Active Online Learning with Hidden Shifting Domains
This work addresses the challenge of efficient online adaptation for machine learning systems in dynamic environments where labeling is costly, offering an incremental improvement over existing query strategies.
The paper tackles the problem of online learning with domain shifts and expensive labeling by proposing an algorithm that adaptively balances regret and label queries for hidden shifting domains. It achieves lower regret than uniform and greedy querying methods with equal labeling budgets, as demonstrated on synthetic and realistic datasets.

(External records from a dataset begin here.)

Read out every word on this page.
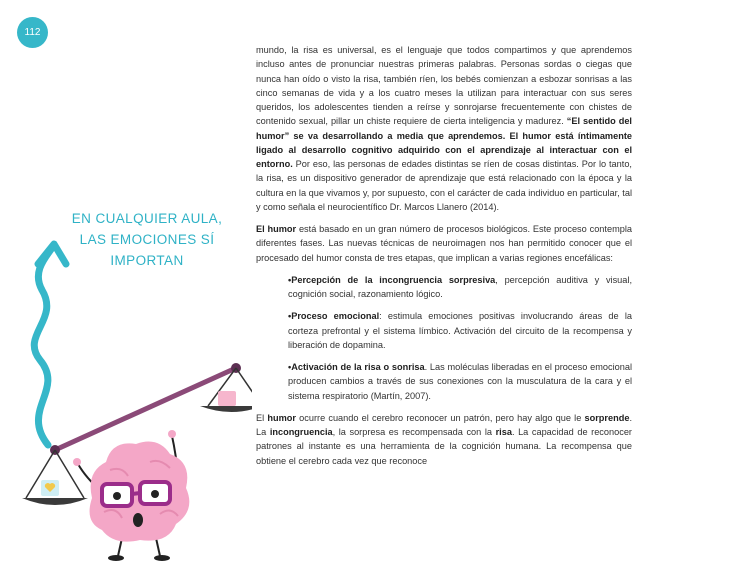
112
EN CUALQUIER AULA,
LAS EMOCIONES SÍ
IMPORTAN

mundo, la risa es universal, es el lenguaje que todos compartimos y que aprendemos incluso antes de pronunciar nuestras primeras palabras. Personas sordas o ciegas que nunca han oído o visto la risa, también ríen, los bebés comienzan a esbozar sonrisas a las cinco semanas de vida y a los cuatro meses la utilizan para interactuar con sus seres queridos, los adolescentes tienden a reírse y sonrojarse frecuentemente con chistes de contenido sexual, pillar un chiste requiere de cierta inteligencia y madurez. “El sentido del humor” se va desarrollando a media que aprendemos. El humor está íntimamente ligado al desarrollo cognitivo adquirido con el aprendizaje al interactuar con el entorno. Por eso, las personas de edades distintas se ríen de cosas distintas. Por lo tanto, la risa, es un dispositivo generador de aprendizaje que está relacionado con la época y la cultura en la que vivamos y, por supuesto, con el carácter de cada individuo en particular, tal y como señala el neurocientífico Dr. Marcos Llanero (2014).

El humor está basado en un gran número de procesos biológicos. Este proceso contempla diferentes fases. Las nuevas técnicas de neuroimagen nos han permitido conocer que el procesado del humor consta de tres etapas, que implican a varias regiones encefálicas:

•Percepción de la incongruencia sorpresiva, percepción auditiva y visual, cognición social, razonamiento lógico.

•Proceso emocional: estimula emociones positivas involucrando áreas de la corteza prefrontal y el sistema límbico. Activación del circuito de la recompensa y liberación de dopamina.

•Activación de la risa o sonrisa. Las moléculas liberadas en el proceso emocional producen cambios a través de sus conexiones con la musculatura de la cara y el sistema respiratorio (Martín, 2007).

El humor ocurre cuando el cerebro reconocer un patrón, pero hay algo que le sorprende. La incongruencia, la sorpresa es recompensada con la risa. La capacidad de reconocer patrones al instante es una herramienta de la cognición humana. La recompensa que obtiene el cerebro cada vez que reconoce
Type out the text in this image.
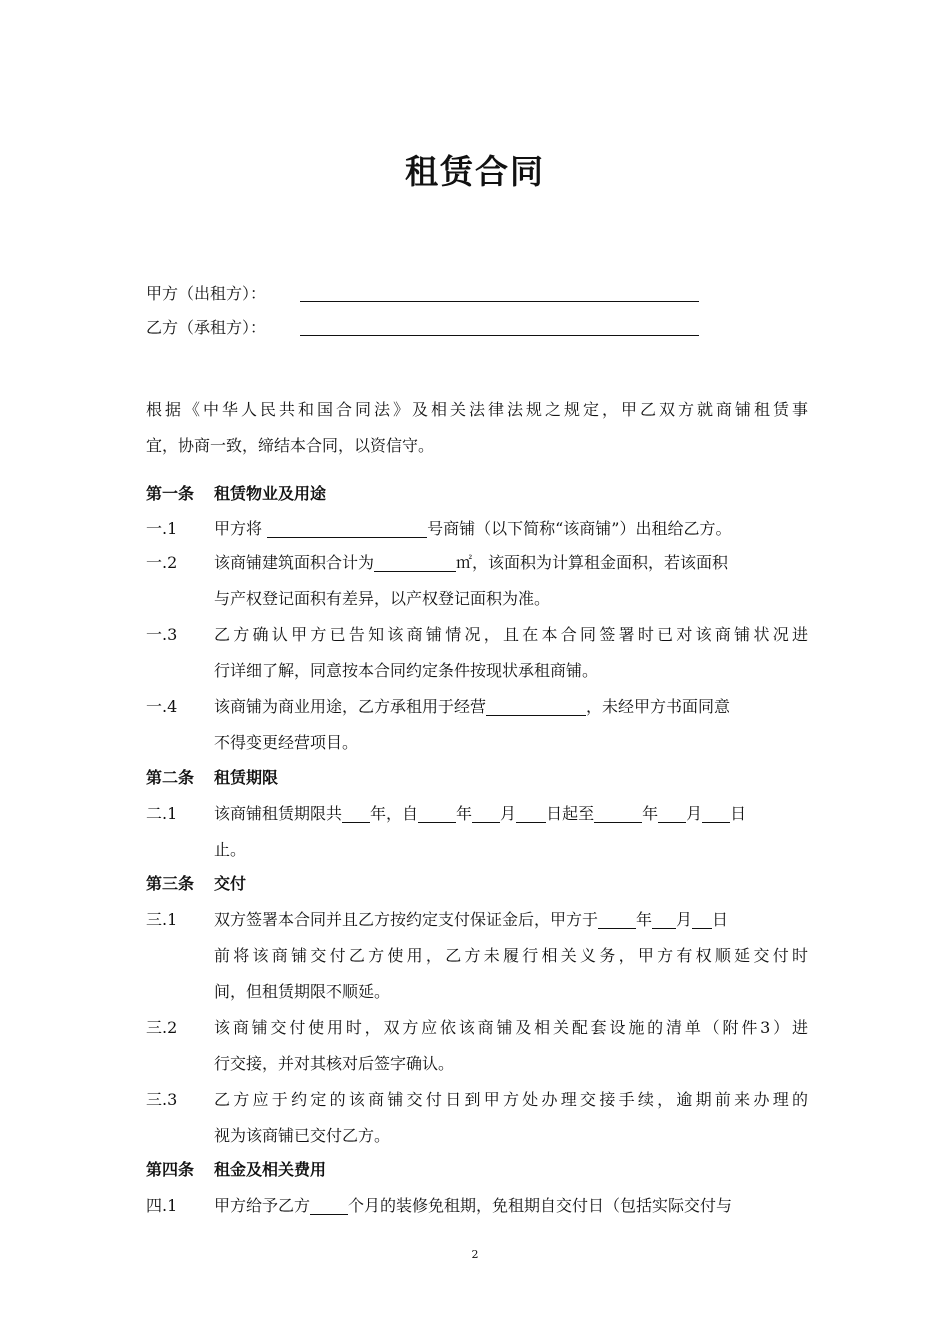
租赁合同
甲方（出租方）：
乙方（承租方）：
根据《中华人民共和国合同法》及相关法律法规之规定，甲乙双方就商铺租赁事
宜，协商一致，缔结本合同，以资信守。
第一条 租赁物业及用途
一.1	甲方将	号商铺（以下简称“该商铺”）出租给乙方。
一.2	该商铺建筑面积合计为	㎡，该面积为计算租金面积，若该面积
与产权登记面积有差异，以产权登记面积为准。
一.3	乙方确认甲方已告知该商铺情况，且在本合同签署时已对该商铺状况进
行详细了解，同意按本合同约定条件按现状承租商铺。
一.4	该商铺为商业用途，乙方承租用于经营	，未经甲方书面同意
不得变更经营项目。
第二条 租赁期限
二.1	该商铺租赁期限共 年，自 年 月 日起至	年 月 日
止。
第三条 交付
三.1	双方签署本合同并且乙方按约定支付保证金后，甲方于 年 月 日
前将该商铺交付乙方使用，乙方未履行相关义务，甲方有权顺延交付时
间，但租赁期限不顺延。
三.2	该商铺交付使用时，双方应依该商铺及相关配套设施的清单（附件3）进
行交接，并对其核对后签字确认。
三.3	乙方应于约定的该商铺交付日到甲方处办理交接手续，逾期前来办理的
视为该商铺已交付乙方。
第四条 租金及相关费用
四.1	甲方给予乙方 个月的装修免租期，免租期自交付日（包括实际交付与
2
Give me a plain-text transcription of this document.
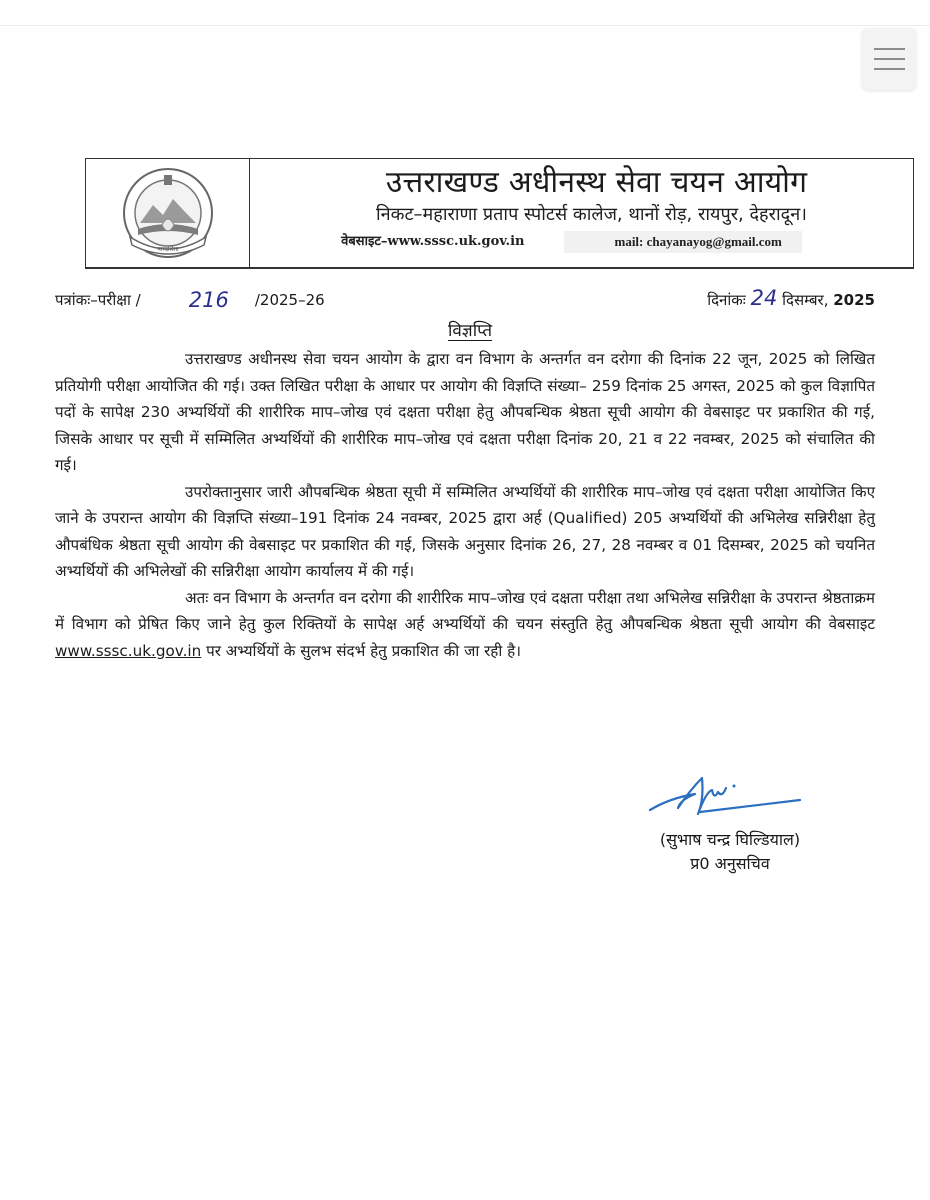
पारदर्शिता
उत्तराखण्ड अधीनस्थ सेवा चयन आयोग
निकट–महाराणा प्रताप स्पोटर्स कालेज, थानों रोड़, रायपुर, देहरादून।
वेबसाइट–www.sssc.uk.gov.in	mail: chayanayog@gmail.com
पत्रांकः–परीक्षा / 216 /2025–26	दिनांकः 24 दिसम्बर, 2025
विज्ञप्ति

उत्तराखण्ड अधीनस्थ सेवा चयन आयोग के द्वारा वन विभाग के अन्तर्गत वन दरोगा की दिनांक 22 जून, 2025 को लिखित प्रतियोगी परीक्षा आयोजित की गई। उक्त लिखित परीक्षा के आधार पर आयोग की विज्ञप्ति संख्या– 259 दिनांक 25 अगस्त, 2025 को कुल विज्ञापित पदों के सापेक्ष 230 अभ्यर्थियों की शारीरिक माप–जोख एवं दक्षता परीक्षा हेतु औपबन्धिक श्रेष्ठता सूची आयोग की वेबसाइट पर प्रकाशित की गई, जिसके आधार पर सूची में सम्मिलित अभ्यर्थियों की शारीरिक माप–जोख एवं दक्षता परीक्षा दिनांक 20, 21 व 22 नवम्बर, 2025 को संचालित की गई।

उपरोक्तानुसार जारी औपबन्धिक श्रेष्ठता सूची में सम्मिलित अभ्यर्थियों की शारीरिक माप–जोख एवं दक्षता परीक्षा आयोजित किए जाने के उपरान्त आयोग की विज्ञप्ति संख्या–191 दिनांक 24 नवम्बर, 2025 द्वारा अर्ह (Qualified) 205 अभ्यर्थियों की अभिलेख सन्निरीक्षा हेतु औपबंधिक श्रेष्ठता सूची आयोग की वेबसाइट पर प्रकाशित की गई, जिसके अनुसार दिनांक 26, 27, 28 नवम्बर व 01 दिसम्बर, 2025 को चयनित अभ्यर्थियों की अभिलेखों की सन्निरीक्षा आयोग कार्यालय में की गई।

अतः वन विभाग के अन्तर्गत वन दरोगा की शारीरिक माप–जोख एवं दक्षता परीक्षा तथा अभिलेख सन्निरीक्षा के उपरान्त श्रेष्ठताक्रम में विभाग को प्रेषित किए जाने हेतु कुल रिक्तियों के सापेक्ष अर्ह अभ्यर्थियों की चयन संस्तुति हेतु औपबन्धिक श्रेष्ठता सूची आयोग की वेबसाइट www.sssc.uk.gov.in पर अभ्यर्थियों के सुलभ संदर्भ हेतु प्रकाशित की जा रही है।

(सुभाष चन्द्र घिल्डियाल)
प्र0 अनुसचिव
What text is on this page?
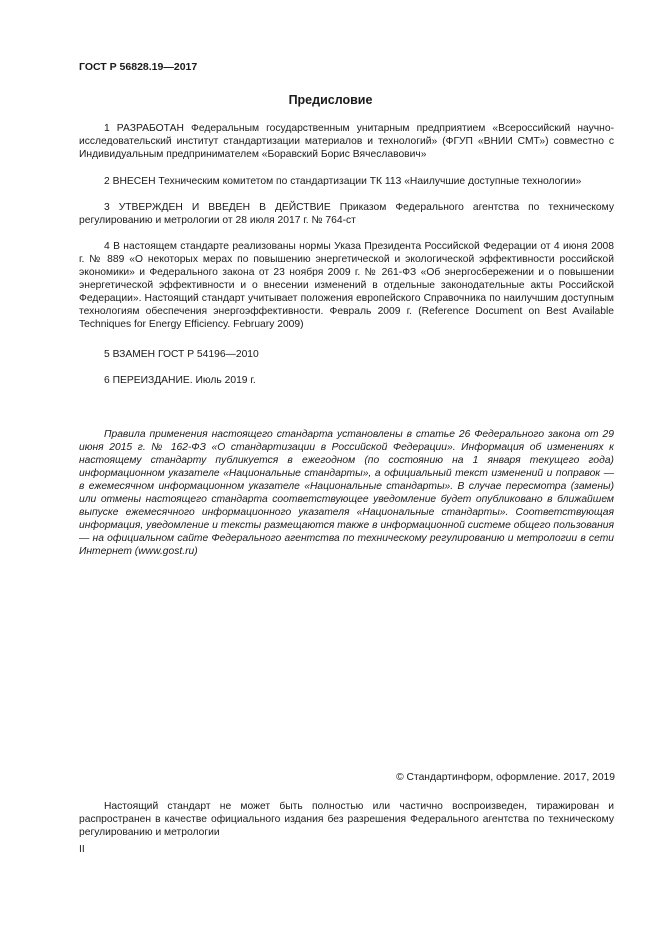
ГОСТ Р 56828.19—2017
Предисловие
1 РАЗРАБОТАН Федеральным государственным унитарным предприятием «Всероссийский научно-исследовательский институт стандартизации материалов и технологий» (ФГУП «ВНИИ СМТ») совместно с Индивидуальным предпринимателем «Боравский Борис Вячеславович»
2 ВНЕСЕН Техническим комитетом по стандартизации ТК 113 «Наилучшие доступные технологии»
3 УТВЕРЖДЕН И ВВЕДЕН В ДЕЙСТВИЕ Приказом Федерального агентства по техническому регулированию и метрологии от 28 июля 2017 г. № 764-ст
4 В настоящем стандарте реализованы нормы Указа Президента Российской Федерации от 4 июня 2008 г. № 889 «О некоторых мерах по повышению энергетической и экологической эффективности российской экономики» и Федерального закона от 23 ноября 2009 г. № 261-ФЗ «Об энергосбережении и о повышении энергетической эффективности и о внесении изменений в отдельные законодательные акты Российской Федерации». Настоящий стандарт учитывает положения европейского Справочника по наилучшим доступным технологиям обеспечения энергоэффективности. Февраль 2009 г. (Reference Document on Best Available Techniques for Energy Efficiency. February 2009)
5 ВЗАМЕН ГОСТ Р 54196—2010
6 ПЕРЕИЗДАНИЕ. Июль 2019 г.
Правила применения настоящего стандарта установлены в статье 26 Федерального закона от 29 июня 2015 г. № 162-ФЗ «О стандартизации в Российской Федерации». Информация об изменениях к настоящему стандарту публикуется в ежегодном (по состоянию на 1 января текущего года) информационном указателе «Национальные стандарты», а официальный текст изменений и поправок — в ежемесячном информационном указателе «Национальные стандарты». В случае пересмотра (замены) или отмены настоящего стандарта соответствующее уведомление будет опубликовано в ближайшем выпуске ежемесячного информационного указателя «Национальные стандарты». Соответствующая информация, уведомление и тексты размещаются также в информационной системе общего пользования — на официальном сайте Федерального агентства по техническому регулированию и метрологии в сети Интернет (www.gost.ru)
© Стандартинформ, оформление. 2017, 2019
Настоящий стандарт не может быть полностью или частично воспроизведен, тиражирован и распространен в качестве официального издания без разрешения Федерального агентства по техническому регулированию и метрологии
II
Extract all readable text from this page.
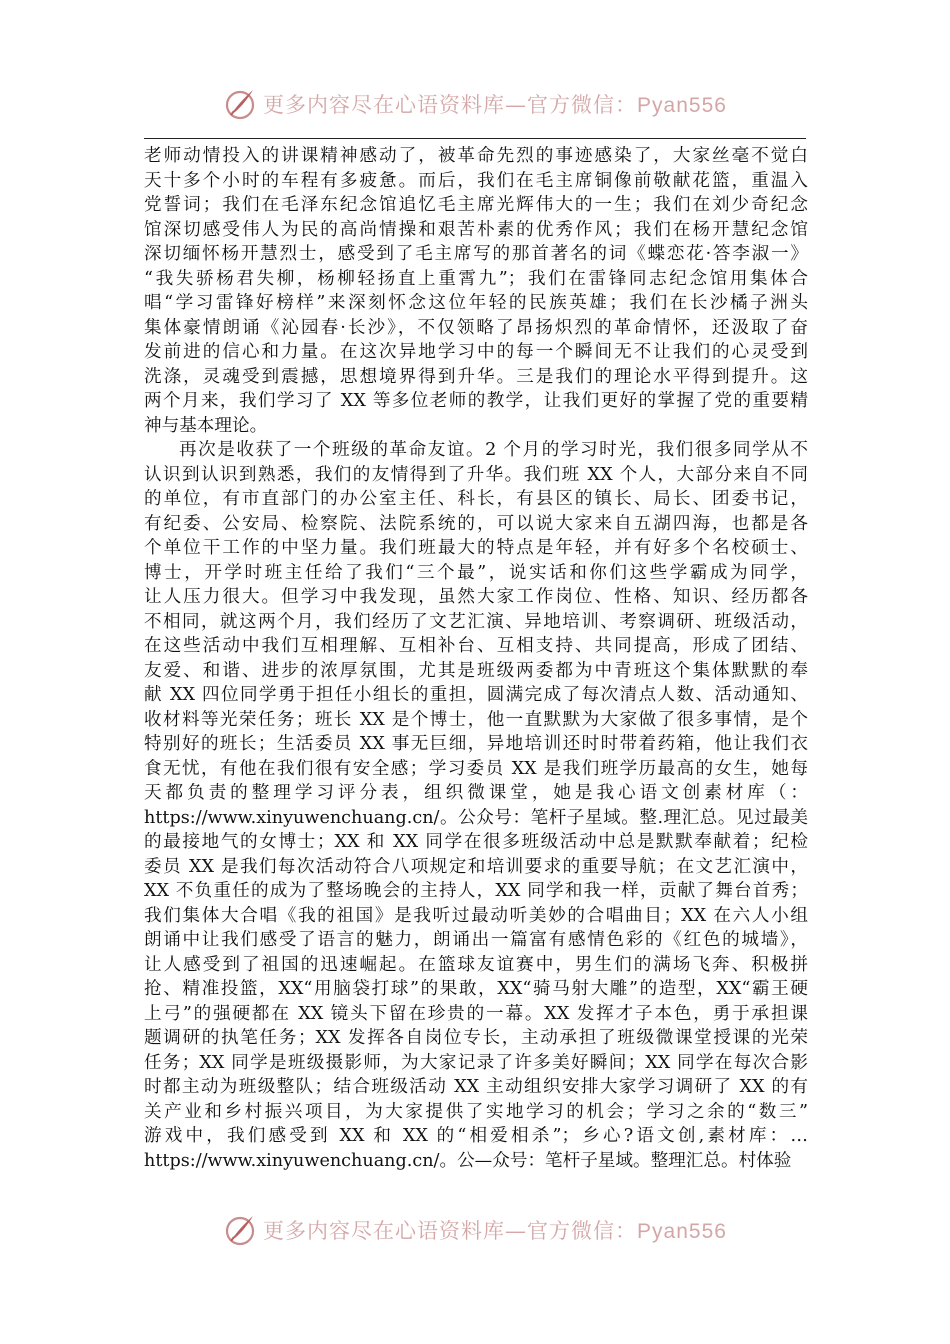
更多内容尽在心语资料库—官方微信：Pyan556
老师动情投入的讲课精神感动了，被革命先烈的事迹感染了，大家丝毫不觉白
天十多个小时的车程有多疲惫。而后，我们在毛主席铜像前敬献花篮，重温入
党誓词；我们在毛泽东纪念馆追忆毛主席光辉伟大的一生；我们在刘少奇纪念
馆深切感受伟人为民的高尚情操和艰苦朴素的优秀作风；我们在杨开慧纪念馆
深切缅怀杨开慧烈士，感受到了毛主席写的那首著名的词《蝶恋花·答李淑一》
“我失骄杨君失柳，杨柳轻扬直上重霄九”；我们在雷锋同志纪念馆用集体合
唱“学习雷锋好榜样”来深刻怀念这位年轻的民族英雄；我们在长沙橘子洲头
集体豪情朗诵《沁园春·长沙》，不仅领略了昂扬炽烈的革命情怀，还汲取了奋
发前进的信心和力量。在这次异地学习中的每一个瞬间无不让我们的心灵受到
洗涤，灵魂受到震撼，思想境界得到升华。三是我们的理论水平得到提升。这
两个月来，我们学习了 XX 等多位老师的教学，让我们更好的掌握了党的重要精
神与基本理论。
再次是收获了一个班级的革命友谊。2 个月的学习时光，我们很多同学从不
认识到认识到熟悉，我们的友情得到了升华。我们班 XX 个人，大部分来自不同
的单位，有市直部门的办公室主任、科长，有县区的镇长、局长、团委书记，
有纪委、公安局、检察院、法院系统的，可以说大家来自五湖四海，也都是各
个单位干工作的中坚力量。我们班最大的特点是年轻，并有好多个名校硕士、
博士，开学时班主任给了我们“三个最”，说实话和你们这些学霸成为同学，
让人压力很大。但学习中我发现，虽然大家工作岗位、性格、知识、经历都各
不相同，就这两个月，我们经历了文艺汇演、异地培训、考察调研、班级活动，
在这些活动中我们互相理解、互相补台、互相支持、共同提高，形成了团结、
友爱、和谐、进步的浓厚氛围，尤其是班级两委都为中青班这个集体默默的奉
献 XX 四位同学勇于担任小组长的重担，圆满完成了每次清点人数、活动通知、
收材料等光荣任务；班长 XX 是个博士，他一直默默为大家做了很多事情，是个
特别好的班长；生活委员 XX 事无巨细，异地培训还时时带着药箱，他让我们衣
食无忧，有他在我们很有安全感；学习委员 XX 是我们班学历最高的女生，她每
天都负责的整理学习评分表，组织微课堂，她是我心语文创素材库（：
https://www.xinyuwenchuang.cn/。公众号：笔杆子星域。整.理汇总。见过最美
的最接地气的女博士；XX 和 XX 同学在很多班级活动中总是默默奉献着；纪检
委员 XX 是我们每次活动符合八项规定和培训要求的重要导航；在文艺汇演中，
XX 不负重任的成为了整场晚会的主持人，XX 同学和我一样，贡献了舞台首秀；
我们集体大合唱《我的祖国》是我听过最动听美妙的合唱曲目；XX 在六人小组
朗诵中让我们感受了语言的魅力，朗诵出一篇富有感情色彩的《红色的城墙》，
让人感受到了祖国的迅速崛起。在篮球友谊赛中，男生们的满场飞奔、积极拼
抢、精准投篮，XX“用脑袋打球”的果敢，XX“骑马射大雕”的造型，XX“霸王硬
上弓”的强硬都在 XX 镜头下留在珍贵的一幕。XX 发挥才子本色，勇于承担课
题调研的执笔任务；XX 发挥各自岗位专长，主动承担了班级微课堂授课的光荣
任务；XX 同学是班级摄影师，为大家记录了许多美好瞬间；XX 同学在每次合影
时都主动为班级整队；结合班级活动 XX 主动组织安排大家学习调研了 XX 的有
关产业和乡村振兴项目，为大家提供了实地学习的机会；学习之余的“数三”
游戏中，我们感受到 XX 和 XX 的“相爱相杀”；乡心?语文创,素材库：…
https://www.xinyuwenchuang.cn/。公—众号：笔杆子星域。整理汇总。村体验
更多内容尽在心语资料库—官方微信：Pyan556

Online machine learning systems need to adapt to domain shifts. Meanwhile, acquiring label at every timestep is expensive. We propose a surprisingly simple algorithm that adaptively balances its regret and its number of label queries in settings where the data streams are from a mixture of hidden domains. For online linear regression with oblivious adversaries, we provide a tight tradeoff that depends on the durations and dimensionalities of the hidden domains. Our algorithm can adaptively deal with interleaving spans of inputs from different domains. We also generalize our results to non-linear regression for hypothesis classes with bounded eluder dimension and adaptive adversaries. Experiments on synthetic and realistic datasets demonstrate that our algorithm achieves lower regret than uniform queries and greedy queries with equal labeling budget.